The energy expenditure obtained from an intense session of weight training is far greater than a run on the treadmill, possibly at a constant intensity. I realize that for a girl it might not be ideal to spend an hour in the weight room, but my recommendation is sessions that combine cardio and weights with interval training. This combination is still the most “profitable” in terms of calorie consumption, and lipolysis persists even after working out.

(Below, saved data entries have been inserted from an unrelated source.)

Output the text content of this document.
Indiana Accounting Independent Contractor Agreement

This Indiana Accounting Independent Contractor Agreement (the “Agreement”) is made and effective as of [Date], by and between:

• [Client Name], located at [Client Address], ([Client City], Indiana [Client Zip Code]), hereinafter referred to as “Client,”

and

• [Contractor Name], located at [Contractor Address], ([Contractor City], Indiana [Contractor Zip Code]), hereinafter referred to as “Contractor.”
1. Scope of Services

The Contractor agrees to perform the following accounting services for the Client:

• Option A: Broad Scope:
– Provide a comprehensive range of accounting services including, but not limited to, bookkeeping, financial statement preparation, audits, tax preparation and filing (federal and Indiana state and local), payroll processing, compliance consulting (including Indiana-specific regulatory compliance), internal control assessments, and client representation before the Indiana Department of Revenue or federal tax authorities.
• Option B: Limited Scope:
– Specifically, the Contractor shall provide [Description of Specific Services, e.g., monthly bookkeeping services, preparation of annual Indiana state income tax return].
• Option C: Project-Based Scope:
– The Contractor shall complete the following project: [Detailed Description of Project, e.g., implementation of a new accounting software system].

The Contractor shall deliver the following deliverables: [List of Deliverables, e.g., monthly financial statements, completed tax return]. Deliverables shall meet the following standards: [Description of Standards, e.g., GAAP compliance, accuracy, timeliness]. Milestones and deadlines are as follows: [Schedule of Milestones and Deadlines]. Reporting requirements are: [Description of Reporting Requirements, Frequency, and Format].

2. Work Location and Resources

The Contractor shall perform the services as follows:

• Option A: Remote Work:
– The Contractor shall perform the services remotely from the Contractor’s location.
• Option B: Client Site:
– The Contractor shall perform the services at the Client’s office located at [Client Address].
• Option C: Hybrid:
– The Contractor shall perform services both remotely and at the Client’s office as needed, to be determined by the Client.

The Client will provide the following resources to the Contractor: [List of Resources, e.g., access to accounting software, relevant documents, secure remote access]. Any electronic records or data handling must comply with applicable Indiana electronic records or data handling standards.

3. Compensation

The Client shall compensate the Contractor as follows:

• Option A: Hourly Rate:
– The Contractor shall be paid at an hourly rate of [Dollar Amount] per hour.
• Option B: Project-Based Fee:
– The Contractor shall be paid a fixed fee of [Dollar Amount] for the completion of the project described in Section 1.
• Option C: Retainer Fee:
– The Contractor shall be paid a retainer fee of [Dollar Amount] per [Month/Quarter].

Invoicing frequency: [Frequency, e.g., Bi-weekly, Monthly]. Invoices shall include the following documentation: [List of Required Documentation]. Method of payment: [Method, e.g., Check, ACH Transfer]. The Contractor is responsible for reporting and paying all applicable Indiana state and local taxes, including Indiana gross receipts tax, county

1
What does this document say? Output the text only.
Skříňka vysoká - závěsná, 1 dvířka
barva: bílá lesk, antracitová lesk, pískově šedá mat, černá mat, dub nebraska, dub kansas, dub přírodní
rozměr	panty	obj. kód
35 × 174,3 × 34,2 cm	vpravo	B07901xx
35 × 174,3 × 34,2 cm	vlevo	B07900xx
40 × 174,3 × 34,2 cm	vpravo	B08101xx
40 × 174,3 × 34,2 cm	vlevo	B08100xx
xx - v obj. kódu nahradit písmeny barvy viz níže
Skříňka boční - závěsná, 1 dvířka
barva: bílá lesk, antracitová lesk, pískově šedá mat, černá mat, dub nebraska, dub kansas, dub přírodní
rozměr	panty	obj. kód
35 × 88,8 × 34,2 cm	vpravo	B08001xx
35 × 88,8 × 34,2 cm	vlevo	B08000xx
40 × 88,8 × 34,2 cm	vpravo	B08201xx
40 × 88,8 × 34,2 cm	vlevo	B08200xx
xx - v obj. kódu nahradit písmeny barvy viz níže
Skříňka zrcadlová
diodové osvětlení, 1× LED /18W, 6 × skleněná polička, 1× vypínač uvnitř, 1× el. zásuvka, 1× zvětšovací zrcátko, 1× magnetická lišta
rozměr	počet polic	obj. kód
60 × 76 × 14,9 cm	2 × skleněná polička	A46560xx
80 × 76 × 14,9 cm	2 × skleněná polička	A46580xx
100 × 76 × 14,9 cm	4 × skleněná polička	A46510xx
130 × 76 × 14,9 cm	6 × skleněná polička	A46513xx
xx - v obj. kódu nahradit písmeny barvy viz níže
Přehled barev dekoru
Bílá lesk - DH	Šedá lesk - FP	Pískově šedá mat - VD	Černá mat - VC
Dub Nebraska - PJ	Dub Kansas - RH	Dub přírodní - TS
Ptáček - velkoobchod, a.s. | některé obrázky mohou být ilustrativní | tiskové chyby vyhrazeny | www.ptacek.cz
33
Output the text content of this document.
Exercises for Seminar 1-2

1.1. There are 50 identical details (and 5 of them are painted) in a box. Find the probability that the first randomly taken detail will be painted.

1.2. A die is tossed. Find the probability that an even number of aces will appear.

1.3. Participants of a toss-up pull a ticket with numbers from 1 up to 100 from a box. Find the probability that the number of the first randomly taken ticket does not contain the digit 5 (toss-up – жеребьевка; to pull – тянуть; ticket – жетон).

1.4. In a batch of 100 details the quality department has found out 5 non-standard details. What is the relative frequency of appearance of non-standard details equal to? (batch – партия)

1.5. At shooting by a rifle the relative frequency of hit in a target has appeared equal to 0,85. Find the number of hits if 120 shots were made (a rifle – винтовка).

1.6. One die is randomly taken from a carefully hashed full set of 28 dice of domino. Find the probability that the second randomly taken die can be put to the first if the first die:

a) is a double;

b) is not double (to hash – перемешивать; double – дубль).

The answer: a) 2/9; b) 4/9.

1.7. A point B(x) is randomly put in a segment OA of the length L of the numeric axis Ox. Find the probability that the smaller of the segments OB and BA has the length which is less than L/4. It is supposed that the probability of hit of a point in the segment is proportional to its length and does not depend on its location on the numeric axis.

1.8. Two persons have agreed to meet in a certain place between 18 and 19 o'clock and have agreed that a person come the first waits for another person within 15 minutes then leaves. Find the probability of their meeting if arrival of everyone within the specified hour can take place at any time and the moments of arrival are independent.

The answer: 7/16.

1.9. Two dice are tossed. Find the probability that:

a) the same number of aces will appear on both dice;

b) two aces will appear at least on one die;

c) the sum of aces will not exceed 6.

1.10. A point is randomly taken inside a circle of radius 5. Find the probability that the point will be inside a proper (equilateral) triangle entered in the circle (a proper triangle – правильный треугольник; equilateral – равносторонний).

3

The work done in the gym lasts even after the actual exercise! The intensity of cardio activity and interval training in fitness is an interesting subject, and is directly related to this topic, so it will be covered in depth in another article.
Pain the day after workout is caused by lactic acid.
Ever heard of DOMS? Pretty different from lactic acid.
DOMS is Delayed Onset Muscular Soreness.
It is a “physiological phenomenon” that occurs 10 or 14 hours after intense workout.
Many weightlifters know and expect the onset of DOMS, especially after intense leg training sessions. This soreness is caused by damage to the myofibrils and perimuscular connective tissue with the onset of inflammation.
Unfortunately, many coaches and/or instructors, even at high levels, continue to INCORRECTLY state that this pain is caused by lactic acid. The latter remains in the muscles only for a few minutes after training, and in endurance training it is even reused as an energy source and converted back to glucose.
In particularly demanding and prolonged exercise, lactic acid increases to such an extent that the body is no longer able to dispose of it; this overproduction causes the typical burning and fatigue that lead to a reduction in the performance intensity.
Lactic acid and DOMS are therefore two very distinct and separate things, which you will now recognize during and after training!